Comparve un uomo snello, dalla forte muscolatura. Aveva una fascia di seta azzurro vivido intorno ai fianchi e una collana di metallo battuto. Salutò Yann con grida di gioia. Trehearne sorrise dentro do sé. Appartenevano allo stesso tipo quei due, il Vardda e il cacciatore: erano un paio di simpatiche canaglie. Kurat gli rivolse il benvenuto nella lingua franca delle città commerciali. Un fratello. Egli spinse Trehearne nell’interno della capanna davanti a sé.

Vi era riunita una numerosa famiglia. Un vecchio e una vecchia sedevano in un angolo, in ozio. Bambini e ragazzetti si rincorrevano per la stanza. La goffa moglie di Kurat veleggiava imperturbabile tra di essi. Una bella donna più giovane entrò con una grande caraffa gocciolante e ne versò il contenuto nella tazza di Trehearne. Il vino era freddo, e aspro. Trehearne ingollandolo di un fiato, cominciò a dimenticare il caldo e la stanchezza. Poi, alzando lo sguardo al viso della giovane donna, fu stupito di scoprire tanto odio nei suoi occhi intenti.

Disse all’improvviso: «Perché ci odiate così?»

La donna scoppiò in una risata dal suono metallico. «Esiste un mondo in cui i Vardda siano amati?»

«Perché siamo capaci di volare tra le stelle e voi no?»

«Perché noi pure avremmo potuto dominare le stelle e voi Vardda ce lo avete impedito!»

Trehearne la fissò, sconcertato da quell’improvviso tono appassionato. «Ma il segreto andò perduto…»

«Oh, sì! E anche in questo mondo remoto sappiamo come andò perduto! Tutto l’Universo ha sentito parlare di Orthis e di come i Vardda lo confinarono nelle profondità dello spazio e di come lo eliminarono perché avrebbe voluto comunicare la sua scoperta, e così voi siete liberi e io sono incatenata e così i miei figli dopo di me, per sempre.»

Si distolse bruscamente da lui. Egli la seguì con lo sguardo, rattristato da questa nuova dimostrazione di quanto profonda e amara fosse l’ostilità che covava dietro i visi dei non-Vardda.

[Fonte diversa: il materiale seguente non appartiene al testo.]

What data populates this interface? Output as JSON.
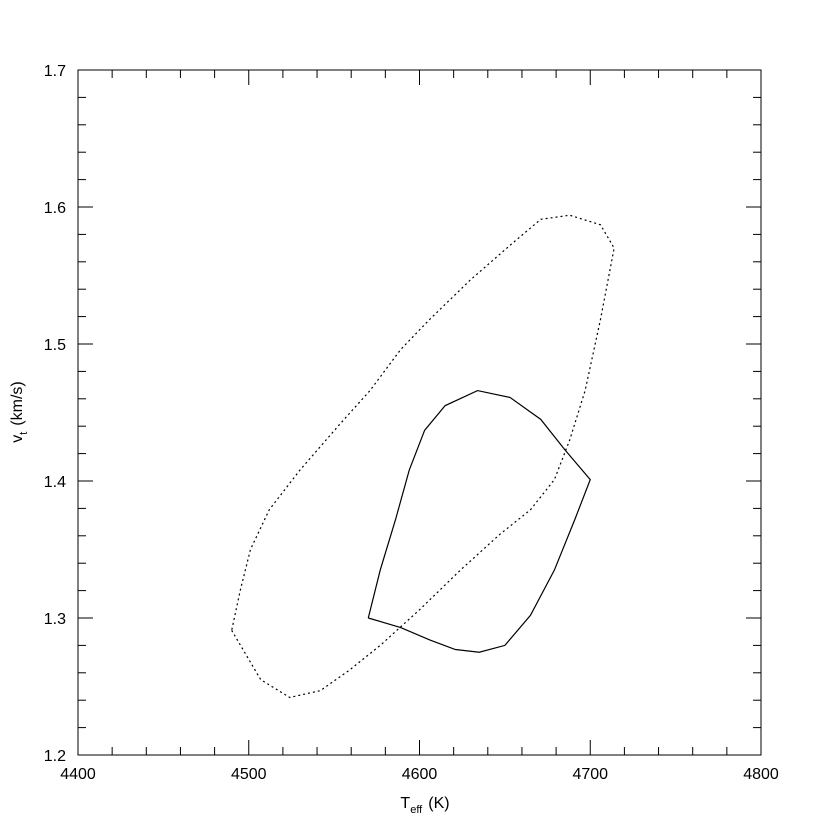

Ma Yann scosse le spalle. «Kurat ha fatto buona caccia oggi, una pelle rara. Vieni fuori a vedere, potrebbe valere molto denaro.»

Meno per interesse che per sfuggire a un senso di oppressione, Trehearne si alzò. Uscirono da una porta dietro la casupola. A qualche distanza c’era una rimessa dove, disse Kurat, la pelle era stesa a seccare. Yann e lui chiacchieravano nel gergo straniero. A Trehearne l’intera faccenda non interessava un gran che.